Вскоре после смерти Таисии Николаевны в доме появилась новая хозяйка, та самая, у которой старик нередко проводил свои свободные часы.

Эта была женщина совсем другой породы, чем Таисия Николаевна. Сильного характера, властная, умевшая настоять на своем, никогда не распускавшаяся, не проронившая ни одной слезинки, как бы тяжело ей ни было, но и ее, несгибаемую, неуступчивую, старик сумел со временем укротить, и она стала, как говорится, шелковая, хоть на хлеб ее мажь. А все-таки, думалось мне, звоночек тот был от нее, ни от кого другого, только не дано было мне знать, сама, по своей ли инициативе она задумала открыть Таисии Николаевне все как есть, рассчитав и вычислив, что та вряд ли сумеет перенести горькую правду, или же это все было с самого начала продумано, взвешено и срежиссировано стариком. Кто ведает?

Не пойму, как он ко мне относится. Пренебрежительно или все же ощущая некоторую ко мне привязанность? Или до конца равнодушно? Конечно, он не любит меня, он никого не может любить, уж так устроен, никого не желает признавать, любить, жаловать, кроме самого себя, своих привычек, своего таланта, своей одержимости…

Но нет, в равнодушии ко мне его нельзя упрекнуть. Во всяком случае, иной раз он удостаивает меня вопросом о моей семье, сдал ли экзамены сын, поправилась ли жена после болезни и собираемся ли мы всей семьей отправиться отдыхать на юг.

Я понимаю, даже если он и притворяется, будто бы его интересуют мои личные дела, все равно он не останется ко мне равнодушным.

Нас связывает очень многое. Если бы Вова Широков знал, как все было, всю неприглядную, даже страшноватую правду наших отношений, он не преминул бы сказать:

— Вас держат узы совместной подлости. А это — самые крепкие узы на свете.

Так он выразился однажды об одном знакомом академике, человеке не самой высокой нравственности, и о его товарище студенческих лет, с которым академик на диво всем продолжал дружить и общаться, хотя товарищ этот был, откровенно говоря, подонок и завзятый алкаш.

Порой, когда не спится ночами, а со мной это случается часто, вспоминается мне прошедшая жизнь со всеми ее перипетиями, со всеми сложностями, на смену которым явилась в конечном счете абсолютная пустота.

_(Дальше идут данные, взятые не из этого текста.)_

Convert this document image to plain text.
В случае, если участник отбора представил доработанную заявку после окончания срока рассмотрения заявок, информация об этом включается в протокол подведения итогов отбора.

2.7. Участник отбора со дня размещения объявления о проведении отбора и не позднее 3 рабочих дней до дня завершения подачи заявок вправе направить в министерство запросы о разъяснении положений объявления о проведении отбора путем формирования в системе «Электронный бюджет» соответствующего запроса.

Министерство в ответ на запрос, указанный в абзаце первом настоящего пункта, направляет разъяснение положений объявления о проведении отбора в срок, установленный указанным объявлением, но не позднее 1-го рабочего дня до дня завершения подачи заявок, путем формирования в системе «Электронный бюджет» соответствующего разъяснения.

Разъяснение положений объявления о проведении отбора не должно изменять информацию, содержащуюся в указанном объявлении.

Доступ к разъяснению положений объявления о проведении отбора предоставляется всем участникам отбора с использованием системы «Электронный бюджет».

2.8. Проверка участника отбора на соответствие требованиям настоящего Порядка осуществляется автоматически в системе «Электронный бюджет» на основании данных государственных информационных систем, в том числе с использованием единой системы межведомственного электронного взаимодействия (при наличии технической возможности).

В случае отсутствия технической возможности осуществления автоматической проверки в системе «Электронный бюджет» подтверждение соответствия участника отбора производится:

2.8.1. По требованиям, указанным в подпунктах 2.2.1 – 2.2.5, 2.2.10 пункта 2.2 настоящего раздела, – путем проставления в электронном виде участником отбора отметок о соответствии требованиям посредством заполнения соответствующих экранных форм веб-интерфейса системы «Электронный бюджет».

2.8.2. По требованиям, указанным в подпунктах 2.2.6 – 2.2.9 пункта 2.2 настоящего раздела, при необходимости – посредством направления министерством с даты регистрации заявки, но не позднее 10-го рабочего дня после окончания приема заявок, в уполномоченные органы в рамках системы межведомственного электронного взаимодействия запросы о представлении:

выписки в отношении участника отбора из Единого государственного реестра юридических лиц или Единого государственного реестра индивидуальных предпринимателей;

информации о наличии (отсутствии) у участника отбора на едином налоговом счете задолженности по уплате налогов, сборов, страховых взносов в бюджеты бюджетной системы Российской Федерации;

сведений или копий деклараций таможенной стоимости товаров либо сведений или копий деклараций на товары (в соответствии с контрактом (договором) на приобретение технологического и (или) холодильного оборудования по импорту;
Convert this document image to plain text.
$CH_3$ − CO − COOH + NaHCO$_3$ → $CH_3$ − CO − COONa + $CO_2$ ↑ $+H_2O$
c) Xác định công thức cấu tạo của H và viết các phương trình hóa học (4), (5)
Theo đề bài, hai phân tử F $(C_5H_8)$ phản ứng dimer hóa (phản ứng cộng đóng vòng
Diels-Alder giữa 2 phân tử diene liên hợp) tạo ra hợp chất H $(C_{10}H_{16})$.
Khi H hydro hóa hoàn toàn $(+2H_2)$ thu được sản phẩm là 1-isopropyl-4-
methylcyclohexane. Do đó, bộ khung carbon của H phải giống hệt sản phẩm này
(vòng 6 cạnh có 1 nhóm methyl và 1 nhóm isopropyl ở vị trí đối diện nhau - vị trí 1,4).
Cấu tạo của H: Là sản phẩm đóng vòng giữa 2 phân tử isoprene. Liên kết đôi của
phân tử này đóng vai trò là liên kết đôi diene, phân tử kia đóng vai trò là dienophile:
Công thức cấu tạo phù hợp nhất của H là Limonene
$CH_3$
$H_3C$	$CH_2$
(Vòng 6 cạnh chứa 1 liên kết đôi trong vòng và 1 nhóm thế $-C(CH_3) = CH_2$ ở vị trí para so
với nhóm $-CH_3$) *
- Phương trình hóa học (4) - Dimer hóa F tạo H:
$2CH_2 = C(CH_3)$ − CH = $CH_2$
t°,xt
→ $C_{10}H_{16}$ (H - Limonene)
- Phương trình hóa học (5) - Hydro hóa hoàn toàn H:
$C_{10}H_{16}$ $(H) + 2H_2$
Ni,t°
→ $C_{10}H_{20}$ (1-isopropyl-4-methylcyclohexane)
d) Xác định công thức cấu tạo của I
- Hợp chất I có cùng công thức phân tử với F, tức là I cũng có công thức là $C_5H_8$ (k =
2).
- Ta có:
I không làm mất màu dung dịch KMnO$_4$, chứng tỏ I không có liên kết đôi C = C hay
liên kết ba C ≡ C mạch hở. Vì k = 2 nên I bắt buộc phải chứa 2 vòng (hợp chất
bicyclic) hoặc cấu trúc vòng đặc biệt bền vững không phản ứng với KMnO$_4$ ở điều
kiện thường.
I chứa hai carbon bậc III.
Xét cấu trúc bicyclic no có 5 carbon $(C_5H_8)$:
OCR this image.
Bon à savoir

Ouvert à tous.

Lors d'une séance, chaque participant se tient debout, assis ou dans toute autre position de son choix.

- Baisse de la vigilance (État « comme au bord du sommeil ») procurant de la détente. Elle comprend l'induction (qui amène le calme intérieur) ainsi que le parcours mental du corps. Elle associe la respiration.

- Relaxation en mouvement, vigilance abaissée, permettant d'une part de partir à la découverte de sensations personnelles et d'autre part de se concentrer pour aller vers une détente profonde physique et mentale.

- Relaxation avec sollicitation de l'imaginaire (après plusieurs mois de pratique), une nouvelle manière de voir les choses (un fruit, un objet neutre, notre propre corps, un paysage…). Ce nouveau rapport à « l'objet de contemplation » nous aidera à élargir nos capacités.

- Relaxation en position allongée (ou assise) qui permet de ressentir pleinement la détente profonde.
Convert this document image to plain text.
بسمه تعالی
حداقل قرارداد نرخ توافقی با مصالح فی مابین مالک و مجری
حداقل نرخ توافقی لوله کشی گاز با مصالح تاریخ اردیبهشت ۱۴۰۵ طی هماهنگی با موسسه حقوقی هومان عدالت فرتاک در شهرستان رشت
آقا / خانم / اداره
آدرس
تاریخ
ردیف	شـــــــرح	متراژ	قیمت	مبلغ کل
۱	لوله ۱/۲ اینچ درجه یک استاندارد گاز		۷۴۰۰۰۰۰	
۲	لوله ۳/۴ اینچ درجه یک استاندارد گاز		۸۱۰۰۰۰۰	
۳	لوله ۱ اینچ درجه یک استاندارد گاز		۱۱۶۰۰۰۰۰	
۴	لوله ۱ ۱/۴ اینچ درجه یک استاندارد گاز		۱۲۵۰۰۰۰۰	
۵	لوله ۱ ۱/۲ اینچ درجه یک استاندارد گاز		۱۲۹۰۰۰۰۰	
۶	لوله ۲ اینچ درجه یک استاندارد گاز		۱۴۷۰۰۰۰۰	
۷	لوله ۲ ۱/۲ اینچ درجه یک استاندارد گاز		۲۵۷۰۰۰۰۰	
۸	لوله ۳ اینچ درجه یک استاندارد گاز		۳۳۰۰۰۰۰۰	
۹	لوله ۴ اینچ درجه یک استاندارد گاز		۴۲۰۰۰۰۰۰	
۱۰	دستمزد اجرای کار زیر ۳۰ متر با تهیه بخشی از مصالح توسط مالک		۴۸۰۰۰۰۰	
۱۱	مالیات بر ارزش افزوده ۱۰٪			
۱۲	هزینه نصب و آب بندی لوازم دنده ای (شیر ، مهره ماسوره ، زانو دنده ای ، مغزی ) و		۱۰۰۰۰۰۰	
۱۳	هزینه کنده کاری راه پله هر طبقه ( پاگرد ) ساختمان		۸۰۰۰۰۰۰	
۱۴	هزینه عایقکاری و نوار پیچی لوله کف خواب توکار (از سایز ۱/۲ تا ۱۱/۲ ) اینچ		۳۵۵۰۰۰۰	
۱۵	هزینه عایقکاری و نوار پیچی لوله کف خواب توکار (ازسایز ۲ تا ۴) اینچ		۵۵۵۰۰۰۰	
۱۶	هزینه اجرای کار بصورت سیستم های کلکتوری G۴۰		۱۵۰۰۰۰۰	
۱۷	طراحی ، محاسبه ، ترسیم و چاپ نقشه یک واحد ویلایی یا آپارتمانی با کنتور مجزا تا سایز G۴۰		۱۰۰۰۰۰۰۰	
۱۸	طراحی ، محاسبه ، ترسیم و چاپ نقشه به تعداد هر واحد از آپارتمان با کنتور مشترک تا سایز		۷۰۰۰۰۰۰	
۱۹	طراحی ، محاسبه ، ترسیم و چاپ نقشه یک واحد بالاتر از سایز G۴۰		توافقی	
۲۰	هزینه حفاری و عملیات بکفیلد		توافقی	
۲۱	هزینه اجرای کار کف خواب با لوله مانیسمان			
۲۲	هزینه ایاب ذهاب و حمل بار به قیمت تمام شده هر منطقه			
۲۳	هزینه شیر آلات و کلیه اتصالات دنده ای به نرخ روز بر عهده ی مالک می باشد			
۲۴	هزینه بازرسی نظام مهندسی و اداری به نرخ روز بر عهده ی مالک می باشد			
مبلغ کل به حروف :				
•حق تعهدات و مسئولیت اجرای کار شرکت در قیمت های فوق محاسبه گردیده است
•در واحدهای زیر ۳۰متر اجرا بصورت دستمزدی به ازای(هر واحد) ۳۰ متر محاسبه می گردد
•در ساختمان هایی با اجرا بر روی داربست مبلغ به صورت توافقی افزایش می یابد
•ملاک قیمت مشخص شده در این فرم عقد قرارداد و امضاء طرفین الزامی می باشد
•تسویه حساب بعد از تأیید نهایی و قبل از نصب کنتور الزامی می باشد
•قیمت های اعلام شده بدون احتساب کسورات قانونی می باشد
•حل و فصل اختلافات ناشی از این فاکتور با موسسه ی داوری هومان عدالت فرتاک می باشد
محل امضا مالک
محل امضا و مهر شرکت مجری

Мне вспоминаются неосуществленные желания, томит сознание собственных непоправимых ошибок, и я думаю о том, что все, решительно все могло сложиться иначе, и тогда не надо было бы столько лгать, кривить душой, лицемерить, льстить, притворяться, лукавить и, наконец, откровенно подличать…

Тогда я начинаю завидовать, я остро и безнадежно завидую Вове Широкову, за плечами у него ясная, чистая жизнь, его одолевали лишения и трудности, которых мне не довелось пережить, но зато он не совершал ничего худого, никому не причинял зла и его не угнетает сознание собственной горькой, неудавшейся судьбы, неудавшейся, несмотря на все кажущееся благополучие и даже известный жизненный комфорт.

Ночью нередко мне представляется Кучумов, так блистательно начинавший когда-то и теперь, по слухам, уже многие годы работающий где-то в тьмутаракани, куда он уехал после памятного обсуждения комиссии, разбиравшей письмо бывших его пациентов.

В ночной темноте я вижу так ясно, словно в окне светлый день, строчки анонимных писем, которые я рассылал по приказу старика в различные инстанции, различным высоким деятелям, мне вновь и вновь слышится собственный голос, как бы дрожащий от избытка чувств, вежливо или яростно, смотря по душевному настрою, изобличающий кого-то неугодного, нежеланного, неудобного ему, старику, моему шефу. У нас разработано и продумано все до мельчайших деталей, я громлю, он останавливает меня, я — максималист, он — мягкий, терпимый, не в силах справиться со мной, я требую применить к кому-то, неугодному, самые строгие санкции, он — напротив, старается все сгладить, смягчить, погасить пожар, готовый вспыхнуть.